- Born: William Chillicothe McIntosh c. 1800
- Died: October 5, 1875 Fame, Indian Territory (now in McIntosh County, Oklahoma)
- Occupations: Farmer, soldier, preacher
- Years active: 1823–75

= Chilly McIntosh =

Farmer, soldier, and member of the Creek Nation

Chilly McIntosh (c. 1800–1875) was an important figure in the history of the Creek Nation. (Note: His birth name was William Chillicothe McIntosh, but he apparently never used the full name. Sources almost invariably refer to him as "Chilly.") Born in Georgia to William McIntosh, chief of the Lower Creeks and his wife Eliza, he was the half-brother of D. N. McIntosh and the nephew of Roley McIntosh, another Creek chief. (Note: Roland "Roley" McIntosh was a half-brother of Chief William McIntosh. Later, Roley married Chief Wiliam's widow Susannah and succeeded William as chief. He served in this capacity for 31 years.)

==Sales of Georgia lands==
Like his father, Chilly signed the Treaty of Indian Springs on January 8, 1821, which sold the land claimed by the Creeks in the state of Georgia. This was Chief William's last act in a series of treaties which ultimately divested the Creeks of their lands. It was specifically illegal, based on a Creek law passed in 1824. Although William was chief only of the Lower Creeks, he had presumed to act as representative of the entire Creek Nation, angering the Upper Creeks and their chief, Menewa. A delegation of Upper Creeks had warned William that such an act would be punishable by death. William committed the act anyway, so after a trial judged William guilty in absentia, Menewa sent a hundred lighthorsemen to carry out the execution. (Note: This group of men was known as law menders.) Not only was Chief William killed, but his house was burned. Chilly, however, escaped and fled to safety. (Note: Two of Chilly's brothers-in-law, Samuel and Benjamin Hawkins, who had also signed the treaty, were captured later that day. Samuel was hanged, but Benjamin escaped after being shot.) Meserve wrote that Chilly lived for several years among the Cherokees.

Chilly had reason to fear for his safety. The National Archives contains a letter he wrote, dated May 17, 1825, to the U.S. Secretary of War, requesting protection from "a party of hostile indians [sic] as was promised by the commissioners at the treaty of the Indian Springs when we ceded our lands to the United States."

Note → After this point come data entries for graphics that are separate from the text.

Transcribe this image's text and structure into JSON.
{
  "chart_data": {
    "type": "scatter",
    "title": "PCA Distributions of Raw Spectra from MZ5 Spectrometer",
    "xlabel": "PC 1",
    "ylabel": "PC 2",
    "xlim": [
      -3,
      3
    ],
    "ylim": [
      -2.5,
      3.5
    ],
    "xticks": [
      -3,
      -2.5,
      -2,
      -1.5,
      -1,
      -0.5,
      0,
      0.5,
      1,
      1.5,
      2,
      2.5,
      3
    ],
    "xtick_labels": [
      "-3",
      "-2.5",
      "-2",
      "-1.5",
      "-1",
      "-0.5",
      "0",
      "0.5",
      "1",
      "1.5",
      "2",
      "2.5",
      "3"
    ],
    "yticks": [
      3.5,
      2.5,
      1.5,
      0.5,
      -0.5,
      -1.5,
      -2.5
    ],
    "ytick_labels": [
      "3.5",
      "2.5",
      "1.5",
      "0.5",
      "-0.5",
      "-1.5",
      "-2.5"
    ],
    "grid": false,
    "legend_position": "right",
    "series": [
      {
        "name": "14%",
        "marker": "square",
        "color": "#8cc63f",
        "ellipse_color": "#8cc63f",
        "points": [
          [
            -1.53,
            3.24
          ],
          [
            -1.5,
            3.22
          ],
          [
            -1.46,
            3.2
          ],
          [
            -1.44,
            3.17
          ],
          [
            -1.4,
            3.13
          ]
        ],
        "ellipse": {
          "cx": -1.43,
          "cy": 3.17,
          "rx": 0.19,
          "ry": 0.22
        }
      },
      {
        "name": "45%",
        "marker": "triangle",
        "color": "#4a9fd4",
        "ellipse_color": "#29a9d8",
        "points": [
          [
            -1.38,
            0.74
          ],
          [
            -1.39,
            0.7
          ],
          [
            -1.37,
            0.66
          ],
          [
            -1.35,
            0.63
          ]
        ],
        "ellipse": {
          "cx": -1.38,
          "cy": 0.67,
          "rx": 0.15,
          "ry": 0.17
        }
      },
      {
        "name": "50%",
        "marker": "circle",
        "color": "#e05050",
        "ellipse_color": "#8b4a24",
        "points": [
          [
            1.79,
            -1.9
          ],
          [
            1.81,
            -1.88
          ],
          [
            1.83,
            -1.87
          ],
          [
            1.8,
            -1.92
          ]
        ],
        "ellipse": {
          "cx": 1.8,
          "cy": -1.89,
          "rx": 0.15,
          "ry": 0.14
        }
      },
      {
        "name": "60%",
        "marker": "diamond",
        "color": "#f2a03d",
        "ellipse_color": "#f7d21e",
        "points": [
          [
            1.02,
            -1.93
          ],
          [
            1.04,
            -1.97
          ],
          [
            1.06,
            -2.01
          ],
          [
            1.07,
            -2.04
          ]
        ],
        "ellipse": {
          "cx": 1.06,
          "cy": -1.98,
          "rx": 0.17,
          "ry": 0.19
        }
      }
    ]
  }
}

==Move to Indian Territory==
The Lower Creeks, who became known as the McIntosh faction, began negotiating with the Federal government for their removal to Indian Territory. Beginning in February, 1828, Chilly led the first contingent of Lower Creeks to their new homeland. They stopped near the mouth of the Verdigris River, where they began building their towns. Additional contingents, urged on by Roley McIntosh, soon followed.

It is unclear when Chilly returned to the Creek Nation from his self-imposed exile. He and Roley both signed a petition to President Andrew Jackson dated October 19, 1831. The memorial urged Jackson to appoint a commission to adjudicate the disputes between the Creeks and Comanches. It even suggested that Auguste Pierre Chouteau be named one of the commissioners. Chilly attended an intertribal council meeting at Talequah in 1843, where Chief Roley McIntosh addressed the group of some three thousand warriors from eighteen tribes. The result was a peace treaty, which Chilly signed as a representative of the Creeks.

Roley McIntosh became chief of the Lower Creeks after the death of his half-brother. However, Chilly remained an influential leader within the tribe. He signed a treaty at Fort Gibson on November 11, 1838, which adjusted the payments the Federal Government would make to reimburse the monetary losses of the Creeks during their removal. He and his half-brother, D. N. McIntosh both signed a treaty on August 6, 1856, defining specific lands that had been allotted to the Creeks that would be turned over to the Seminole Nation.

During the time between the removal and the Civil War, Chilly became a Baptist minister. (Note: According to a letter published in the Indian Advocate in August 1848, Chilly McIntosh joined the North Fork Baptist church on July 7, 1849. Another letter to the same newspaper related that Chilly was ordained a Baptist minister in 1851.)

==American Civil War service==
In 1861, both Chilly and his younger brother, D.N. McIntosh, signed the treaty that formally allied the Creek Nation with the Confederate States of America. Despite his age and relative lack of prior military experience, Chilly entered the Confederate Army with the rank of lieutenant colonel, commanding the First Battalion of Creek Cavalry. In 1862, he was promoted to full colonel as the unit was reorganized into the Second Regiment of Creek Mounted Volunteers. He and his troops fought in several battles in the Indian Territory, such as Round Mountain, Pea Ridge, Fort Wayne, and Honey Springs.

==Post-war life==

Chilly died October 5, 1875, at his home in Fame, Indian Territory. (Note: Fame is now an unincorporated place in McIntosh County, Oklahoma.)

==In literature==
Lydia Sigourney published her poem in 1827. In it she recounts the effects of his treachery and his escape.